Il a ajouté: «La Grotte de Cussac n'est pas seulement un lieu de sépulture, mais aussi une grotte décorée. Il est assez rare que des restes humains gravettiens soient trouvés à proximité de l'art (rupestre), et la Grotte de Cussac est la première grotte découverte où le les rites mortuaires et l'art sont très probablement contemporains.»

Selon les auteurs, les résultats jettent un nouvel éclairage sur les pratiques funéraires des chasseurs-cueilleurs gravettiens, témoignant d'une complexité sociale importante au Paléolithique supérieur (il y a environ 50 000 à 12 000 ans).

M. Kacki a déclaré: «La plupart des restes humains à Cussac sont désarticulés en raison de manipulations humaines d'os ou de parties du corps après ou pendant la décomposition.

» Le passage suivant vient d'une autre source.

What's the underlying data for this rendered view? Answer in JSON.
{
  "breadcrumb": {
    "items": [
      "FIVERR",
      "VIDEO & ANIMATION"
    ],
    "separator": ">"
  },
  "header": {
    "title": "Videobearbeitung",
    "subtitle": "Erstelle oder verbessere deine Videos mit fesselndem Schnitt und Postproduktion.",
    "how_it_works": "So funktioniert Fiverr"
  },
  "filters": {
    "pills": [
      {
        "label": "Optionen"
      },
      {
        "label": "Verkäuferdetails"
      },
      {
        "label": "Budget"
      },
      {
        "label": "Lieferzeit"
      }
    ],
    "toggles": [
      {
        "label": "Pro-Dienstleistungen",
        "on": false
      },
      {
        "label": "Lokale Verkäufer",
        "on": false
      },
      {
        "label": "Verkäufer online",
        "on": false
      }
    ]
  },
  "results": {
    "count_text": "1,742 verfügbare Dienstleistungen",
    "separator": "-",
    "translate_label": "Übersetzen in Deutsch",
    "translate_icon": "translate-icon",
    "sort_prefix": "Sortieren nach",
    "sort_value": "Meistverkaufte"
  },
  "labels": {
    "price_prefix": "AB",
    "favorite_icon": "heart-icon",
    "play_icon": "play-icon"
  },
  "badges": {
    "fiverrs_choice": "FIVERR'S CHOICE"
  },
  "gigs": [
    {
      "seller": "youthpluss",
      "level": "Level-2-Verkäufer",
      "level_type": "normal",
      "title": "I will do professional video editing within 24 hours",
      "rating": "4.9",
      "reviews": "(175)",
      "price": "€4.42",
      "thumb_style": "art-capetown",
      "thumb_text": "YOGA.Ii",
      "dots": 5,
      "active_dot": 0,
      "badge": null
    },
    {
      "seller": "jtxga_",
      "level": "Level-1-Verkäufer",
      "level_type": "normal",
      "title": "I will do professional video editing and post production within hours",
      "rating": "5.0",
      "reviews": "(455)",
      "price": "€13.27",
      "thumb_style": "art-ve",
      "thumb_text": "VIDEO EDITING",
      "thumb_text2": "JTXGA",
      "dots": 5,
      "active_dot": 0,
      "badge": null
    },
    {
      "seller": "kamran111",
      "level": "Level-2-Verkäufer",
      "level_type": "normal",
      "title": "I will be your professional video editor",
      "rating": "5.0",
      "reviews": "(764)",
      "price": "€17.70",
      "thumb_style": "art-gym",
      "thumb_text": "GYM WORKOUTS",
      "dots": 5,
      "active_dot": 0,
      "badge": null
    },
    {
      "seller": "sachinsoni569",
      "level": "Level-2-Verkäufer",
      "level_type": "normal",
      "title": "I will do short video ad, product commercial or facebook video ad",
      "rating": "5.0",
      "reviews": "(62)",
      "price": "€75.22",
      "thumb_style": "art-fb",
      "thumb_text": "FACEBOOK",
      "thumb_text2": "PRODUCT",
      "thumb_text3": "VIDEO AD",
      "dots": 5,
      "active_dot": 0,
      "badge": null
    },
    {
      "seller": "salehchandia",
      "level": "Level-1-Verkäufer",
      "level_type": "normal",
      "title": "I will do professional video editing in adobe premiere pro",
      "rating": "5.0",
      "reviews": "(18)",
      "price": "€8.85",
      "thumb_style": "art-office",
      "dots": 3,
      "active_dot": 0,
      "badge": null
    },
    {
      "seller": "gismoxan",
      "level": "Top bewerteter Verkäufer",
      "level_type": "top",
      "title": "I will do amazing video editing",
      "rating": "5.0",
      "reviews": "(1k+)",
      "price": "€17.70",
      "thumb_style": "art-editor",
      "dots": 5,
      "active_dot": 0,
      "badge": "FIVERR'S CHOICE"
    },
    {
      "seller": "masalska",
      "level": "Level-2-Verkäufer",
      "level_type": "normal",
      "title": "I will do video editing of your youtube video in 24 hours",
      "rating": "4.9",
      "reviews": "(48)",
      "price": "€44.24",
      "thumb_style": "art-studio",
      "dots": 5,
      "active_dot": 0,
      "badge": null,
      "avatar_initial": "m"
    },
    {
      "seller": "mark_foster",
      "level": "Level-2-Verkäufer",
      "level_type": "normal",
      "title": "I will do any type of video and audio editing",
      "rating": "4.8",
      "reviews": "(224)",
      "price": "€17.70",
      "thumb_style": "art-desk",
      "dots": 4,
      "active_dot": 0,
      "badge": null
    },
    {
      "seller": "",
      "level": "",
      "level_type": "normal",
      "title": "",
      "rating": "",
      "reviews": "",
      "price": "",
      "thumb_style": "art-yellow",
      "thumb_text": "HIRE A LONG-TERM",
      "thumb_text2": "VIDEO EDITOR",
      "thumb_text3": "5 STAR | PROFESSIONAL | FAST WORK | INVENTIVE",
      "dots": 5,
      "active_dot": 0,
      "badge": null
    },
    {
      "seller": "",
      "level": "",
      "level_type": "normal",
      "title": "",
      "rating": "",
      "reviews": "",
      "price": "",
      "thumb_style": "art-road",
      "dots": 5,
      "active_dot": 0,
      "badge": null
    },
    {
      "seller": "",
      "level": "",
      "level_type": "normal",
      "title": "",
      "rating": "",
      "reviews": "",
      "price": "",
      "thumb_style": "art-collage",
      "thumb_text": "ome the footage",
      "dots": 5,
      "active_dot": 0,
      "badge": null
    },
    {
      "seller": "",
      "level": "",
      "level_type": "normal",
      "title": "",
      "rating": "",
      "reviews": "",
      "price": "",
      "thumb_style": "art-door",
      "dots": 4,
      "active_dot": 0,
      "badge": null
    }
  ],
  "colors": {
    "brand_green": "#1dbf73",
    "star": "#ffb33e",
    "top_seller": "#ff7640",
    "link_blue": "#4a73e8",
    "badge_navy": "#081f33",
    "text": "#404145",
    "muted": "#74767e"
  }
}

«Bien que des manipulations post mortem de restes humains aient déjà été documentées pour d'autres sites gravettiens, certains types de manipulations à Cussac sont inconnus ailleurs, y compris l'enlèvement de crânes et le mélange délibéré des restes de plusieurs individus.»

«Ces observations indiquent des comportements mortuaires divers et complexes au cours du Gravettien, ce qui ouvre une fenêtre sur la complexité sociale des groupes humains du Paléolithique supérieur.»